Disruptive mood dysregulation disorder is a diagnosis under the category of mood disorders rather than behavioural disorders. It is a new diagnosis, only as of the DSM-V in May 2013. It shares common symptoms with oppositional defiant disorder, but is considered to be more severe. It is somewhat similar to bipolar disorder, except that children with disruptive mood dysregulation disorder present with constant, rather than episodic irritability.
The doctor explained to me that, given that this is not a behavioural disorder, a standard behaviour management approach will not be effective when Logan is not regulated. Which is exactly what we have experienced to date. His ability to comply, regardless of the consequences and supports put into place, varies tremendously based on the current state of his emotional regulation, which fluctuates immensely. The doctor basically said "it is like there is something explosive inside of him that he cannot control". Amen. I wish everyone could understand that.
So what am I feeling after all of this?

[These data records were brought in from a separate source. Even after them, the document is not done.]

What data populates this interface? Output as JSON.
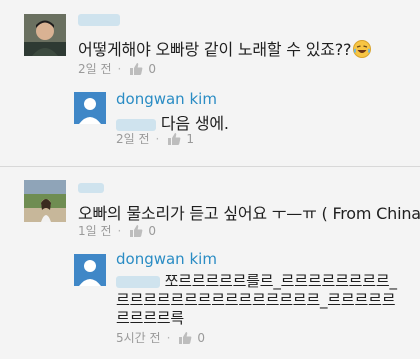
{
  "comments": [
    {
      "text": "어떻게해야 오빠랑 같이 노래할 수 있죠??",
      "emoji": "laughing-crying-emoji",
      "time": "2일 전",
      "likes": "0",
      "reply": {
        "author": "dongwan kim",
        "text": "다음 생에.",
        "time": "2일 전",
        "likes": "1"
      }
    },
    {
      "text": "오빠의 물소리가 듣고 싶어요 ㅜ—ㅠ ( From China )",
      "time": "1일 전",
      "likes": "0",
      "reply": {
        "author": "dongwan kim",
        "text_line1": "쪼르르르르르를르_르르르르르르르르_",
        "text_line2": "르르르르르르르르르르르르르르르_르르르르르",
        "text_line3": "르르르르륵",
        "time": "5시간 전",
        "likes": "0"
      }
    }
  ],
  "colors": {
    "author": "#2a8cc4",
    "background": "#f4f4f4",
    "avatar_default": "#3f87c7"
  }
}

Sad. Fearful of what the future may hold for him. Protective. And exhausted.
But I also feel misled.
I had high hopes that today would bring answers of medication that might help ease our daily ongoing challenges when, in fact, that was not at all the goal of this appointment. Although we have a deeper understanding, I can't help but feel that we are not a single step closer to much of anything at all. We don't need answers as much as we need help, and that is not what today brought us. Hence, I guess that what I feel most of all is disappointed. Completely and utterly disappointed. And, once again, just a little bit helpless.
As Logan and I left the hospital, walking to the car hand in hand, I said to him "Today was a really hard day for mommy". And he looked up at me with his gorgeous brown eyes and said "Today was a hard day for me too. This bag is really heavy". And I couldn't help but crack up. A reminder that despite my heavy heart today, there are always silver linings.